Ortaylı, davada çıkan kararı, suçluların küstah bir tavırla davranmalarına bağladı. "Karşımızda hem suçlu hem de küstah bir tavırla davranan bir topluluk var," diyen Ortaylı, sanıkların güven kaybı içerisinde olduğunu belirtti. Ayrıca, "Neye, kime güvendikleri belli değil. Ama bir şey dikkatimi çekti; Türkiye’de hâlâ sesini yükselten, adalet isteyen, iyi ve vicdanlı bir kitle var" ifadelerini kullandı.
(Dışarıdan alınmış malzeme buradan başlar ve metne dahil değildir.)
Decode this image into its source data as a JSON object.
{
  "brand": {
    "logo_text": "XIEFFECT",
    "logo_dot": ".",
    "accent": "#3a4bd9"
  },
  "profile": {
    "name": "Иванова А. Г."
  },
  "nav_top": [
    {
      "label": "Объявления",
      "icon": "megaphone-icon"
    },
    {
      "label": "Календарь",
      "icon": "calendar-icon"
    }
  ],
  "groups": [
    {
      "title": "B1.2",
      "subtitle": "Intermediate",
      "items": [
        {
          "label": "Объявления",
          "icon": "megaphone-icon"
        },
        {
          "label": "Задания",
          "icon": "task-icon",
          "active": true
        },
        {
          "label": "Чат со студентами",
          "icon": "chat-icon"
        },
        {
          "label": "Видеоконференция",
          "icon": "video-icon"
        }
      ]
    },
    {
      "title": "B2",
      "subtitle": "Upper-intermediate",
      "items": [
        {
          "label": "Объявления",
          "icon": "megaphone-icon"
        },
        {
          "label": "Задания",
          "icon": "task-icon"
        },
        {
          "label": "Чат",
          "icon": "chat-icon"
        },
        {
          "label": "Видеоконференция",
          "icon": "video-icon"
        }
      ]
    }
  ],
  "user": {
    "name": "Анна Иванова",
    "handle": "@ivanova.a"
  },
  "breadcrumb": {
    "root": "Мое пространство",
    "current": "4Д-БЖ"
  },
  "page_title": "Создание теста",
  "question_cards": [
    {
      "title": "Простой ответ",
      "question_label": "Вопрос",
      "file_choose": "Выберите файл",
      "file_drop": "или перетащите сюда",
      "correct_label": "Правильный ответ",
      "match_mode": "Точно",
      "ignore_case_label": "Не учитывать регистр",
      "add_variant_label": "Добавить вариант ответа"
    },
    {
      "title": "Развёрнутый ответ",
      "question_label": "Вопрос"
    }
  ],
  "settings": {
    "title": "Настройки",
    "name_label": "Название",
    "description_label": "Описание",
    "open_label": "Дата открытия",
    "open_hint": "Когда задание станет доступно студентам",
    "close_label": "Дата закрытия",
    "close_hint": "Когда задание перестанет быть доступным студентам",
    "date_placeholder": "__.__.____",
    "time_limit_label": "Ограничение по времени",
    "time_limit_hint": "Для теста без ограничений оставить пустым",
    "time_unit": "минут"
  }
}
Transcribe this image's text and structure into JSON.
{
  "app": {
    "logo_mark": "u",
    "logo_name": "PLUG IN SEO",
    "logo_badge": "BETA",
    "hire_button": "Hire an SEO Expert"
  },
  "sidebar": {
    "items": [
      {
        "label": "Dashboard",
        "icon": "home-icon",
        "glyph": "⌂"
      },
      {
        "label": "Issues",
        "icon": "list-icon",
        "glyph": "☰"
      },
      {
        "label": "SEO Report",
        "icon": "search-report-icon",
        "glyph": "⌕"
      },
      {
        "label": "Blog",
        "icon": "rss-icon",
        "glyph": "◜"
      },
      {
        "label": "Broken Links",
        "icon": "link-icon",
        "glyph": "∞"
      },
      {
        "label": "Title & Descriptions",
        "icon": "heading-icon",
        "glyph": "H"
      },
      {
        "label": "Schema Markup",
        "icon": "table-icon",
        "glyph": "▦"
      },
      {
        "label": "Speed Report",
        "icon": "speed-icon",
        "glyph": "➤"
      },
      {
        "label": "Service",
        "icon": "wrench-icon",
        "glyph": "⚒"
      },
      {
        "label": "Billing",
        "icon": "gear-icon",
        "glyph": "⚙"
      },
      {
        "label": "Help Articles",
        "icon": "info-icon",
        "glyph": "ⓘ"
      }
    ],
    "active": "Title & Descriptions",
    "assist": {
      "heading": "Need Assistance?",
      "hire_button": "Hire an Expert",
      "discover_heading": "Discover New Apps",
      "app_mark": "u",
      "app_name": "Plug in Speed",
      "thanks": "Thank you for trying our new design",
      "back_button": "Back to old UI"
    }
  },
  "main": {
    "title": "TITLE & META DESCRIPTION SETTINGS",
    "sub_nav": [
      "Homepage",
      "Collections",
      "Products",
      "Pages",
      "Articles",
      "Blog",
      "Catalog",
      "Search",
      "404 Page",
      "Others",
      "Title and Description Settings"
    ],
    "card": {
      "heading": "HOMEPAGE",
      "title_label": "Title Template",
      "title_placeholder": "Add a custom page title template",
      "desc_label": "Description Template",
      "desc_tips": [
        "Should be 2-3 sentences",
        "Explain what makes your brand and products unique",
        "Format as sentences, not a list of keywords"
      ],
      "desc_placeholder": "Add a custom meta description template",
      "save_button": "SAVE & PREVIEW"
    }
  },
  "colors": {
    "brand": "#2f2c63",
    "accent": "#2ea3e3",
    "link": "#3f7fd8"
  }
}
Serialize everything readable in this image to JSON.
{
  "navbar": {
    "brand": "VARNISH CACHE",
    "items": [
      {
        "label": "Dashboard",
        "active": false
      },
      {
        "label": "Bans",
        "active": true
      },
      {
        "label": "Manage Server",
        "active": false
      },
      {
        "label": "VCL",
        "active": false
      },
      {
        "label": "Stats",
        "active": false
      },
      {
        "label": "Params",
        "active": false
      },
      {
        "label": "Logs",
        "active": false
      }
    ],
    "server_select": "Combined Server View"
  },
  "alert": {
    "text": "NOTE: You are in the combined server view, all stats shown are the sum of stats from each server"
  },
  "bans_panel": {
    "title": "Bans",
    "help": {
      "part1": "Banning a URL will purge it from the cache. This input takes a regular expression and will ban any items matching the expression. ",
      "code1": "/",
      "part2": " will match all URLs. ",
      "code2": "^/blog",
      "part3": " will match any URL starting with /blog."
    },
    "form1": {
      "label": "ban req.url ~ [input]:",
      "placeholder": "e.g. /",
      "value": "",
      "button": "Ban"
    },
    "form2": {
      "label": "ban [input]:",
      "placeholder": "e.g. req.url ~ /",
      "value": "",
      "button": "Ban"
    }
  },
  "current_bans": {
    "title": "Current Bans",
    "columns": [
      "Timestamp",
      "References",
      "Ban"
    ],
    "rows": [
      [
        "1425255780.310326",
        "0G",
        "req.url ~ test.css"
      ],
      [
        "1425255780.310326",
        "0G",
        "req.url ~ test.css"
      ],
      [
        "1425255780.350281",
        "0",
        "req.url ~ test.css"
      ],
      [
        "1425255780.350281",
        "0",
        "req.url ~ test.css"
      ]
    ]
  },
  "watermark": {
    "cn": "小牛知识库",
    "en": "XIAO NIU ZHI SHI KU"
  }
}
MİNGUZZİ AİLESİ İÇİN ADALET ARAYIŞI SÜRECEK
Minguzzi ailesinin acısını hafifletmeye yönelik adalet beklentisi, devam ediyor. Ailenin avukatı Ersan Barkın, davanın açılmasından önce mahkemeye sunulan delillerin yetersiz olduğunu ve bu nedenle bazı sanıkların tahliye olduğunu belirtti. Ortaylı ise dava sürecinin henüz tamamlanmadığını ve her zaman bu davanın takipçisi olacağını duyurdu.
DAVA BİR TOPLUMUN ADALET DUYGUSUNUN SINAVI
Prof. Dr. İlber Ortaylı, bu dava sürecinin sadece bir ailenin değil, tüm toplumun adalet duygusunun sınavı olduğuna vurgu yaptı. Toplumda vicdanı yüksek kesimlerin hala adaletin sağlanması için seslerini yükseltmesinin önemine değindi. Ortaylı, bu dava sürecinin, her şeye rağmen adaletin sağlanıp sağlanamayacağını görmek açısından kritik olduğunu söyledi.